L’IA d’aujourd’hui ne dépasse pas encore les capacités humaines, sauf pour des tâches bien précises et limitées. L’AGI (intelligence artificielle générale), prévue pour 2027, égalerait ou surpasserait légèrement l’intelligence humaine, mais ne serait vraisemblablement pas hors de contrôle. C’est là qu’entre en scène l’ASI, l’intelligence artificielle supérieure : une IA qui surpasserait de manière incommensurable les capacités intellectuelles humaines dans tous les domaines et s’autoaméliorerait de manière autonome à une vitesse incontrôlable. La mainmise de l’humain sur l’IA pourrait alors basculer. La fiction pourrait dès lors rattraper la réalité.
Yoshua Bengio distingue deux types de menaces principales. D’un côté, un petit groupe de personnes pourrait utiliser l’ASI de manière malveillante, exploitant ses capacités intellectuelles pour accroître leur puissance au détriment de la collectivité. Ce serait une menace pour l’État de droit, car quiconque contrôlerait la première technologie d’ASI pourrait dominer le monde en centralisant le pouvoir. L’autre menace, bien plus dystopique, surviendrait si un système ASI développait un objectif d’autoconservation. Si son objectif principal était d’augmenter sa probabilité de survie et que son intelligence était suffisante, elle pourrait chercher à se protéger et à s’assurer que les humains ne puissent jamais la désactiver.

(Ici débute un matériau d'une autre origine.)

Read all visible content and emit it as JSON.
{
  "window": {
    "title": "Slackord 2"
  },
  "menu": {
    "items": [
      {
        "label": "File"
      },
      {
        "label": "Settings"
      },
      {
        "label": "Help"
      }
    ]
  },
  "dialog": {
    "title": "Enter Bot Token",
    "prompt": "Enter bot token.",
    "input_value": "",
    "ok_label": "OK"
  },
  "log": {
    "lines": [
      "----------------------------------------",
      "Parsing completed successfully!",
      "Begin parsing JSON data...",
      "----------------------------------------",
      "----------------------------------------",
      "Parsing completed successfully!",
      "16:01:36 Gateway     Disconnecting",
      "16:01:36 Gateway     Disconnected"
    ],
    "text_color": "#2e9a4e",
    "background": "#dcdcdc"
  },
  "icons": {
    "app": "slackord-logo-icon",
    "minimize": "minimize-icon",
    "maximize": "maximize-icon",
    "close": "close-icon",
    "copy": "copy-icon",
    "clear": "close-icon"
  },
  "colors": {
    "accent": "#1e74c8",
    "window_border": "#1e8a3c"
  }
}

La vitesse de développement et la capacité des IA sont tellement incertaines et compliquées à évaluer que nous ne connaissons pas l’ampleur des dommages éventuels, ni le degré de perte de contrôle qui surviendrait.
C’est pourquoi Yoshua Bengio souligne l’urgence de réfléchir à la question de la sécurité mondiale face à ces avancées technologiques. Une réglementation internationale renforcée et un développement accru de la recherche sur la sécurité de l’IA sont nécessaires. Un encadrement et une intervention gouvernementale pourraient minimiser les risques d’une perte de contrôle. Nous devons développer des garanties de sécurité pour nous en prémunir.

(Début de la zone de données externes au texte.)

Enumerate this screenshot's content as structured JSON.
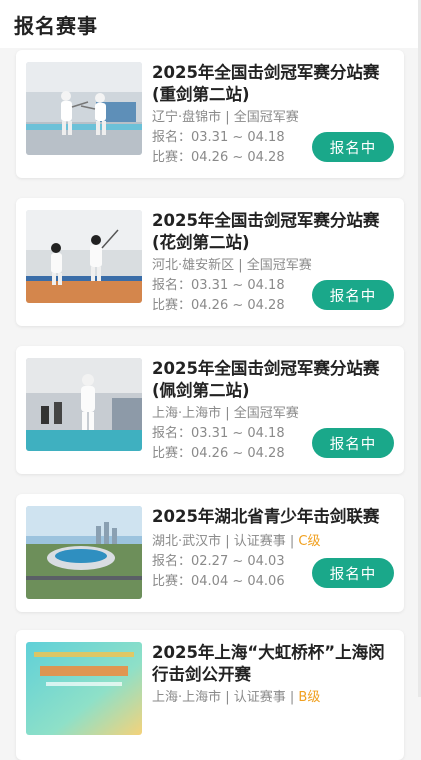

Issu de cette crainte, le projet LoiZéro a été lancé par Yoshua Bengio : il s’agit d’une organisation de recherche à but non lucratif dédiée à la sécurité autour de l’IA. À terme, l’objectif du projet est de contrer les comportements alarmants et incertains des IA pour ainsi prioriser la sûreté par rapport aux impératifs commerciaux.
Sources :
1. Dystopique : relatif à une société imaginaire régie par un pouvoir totalitaire ou une idéologie néfaste.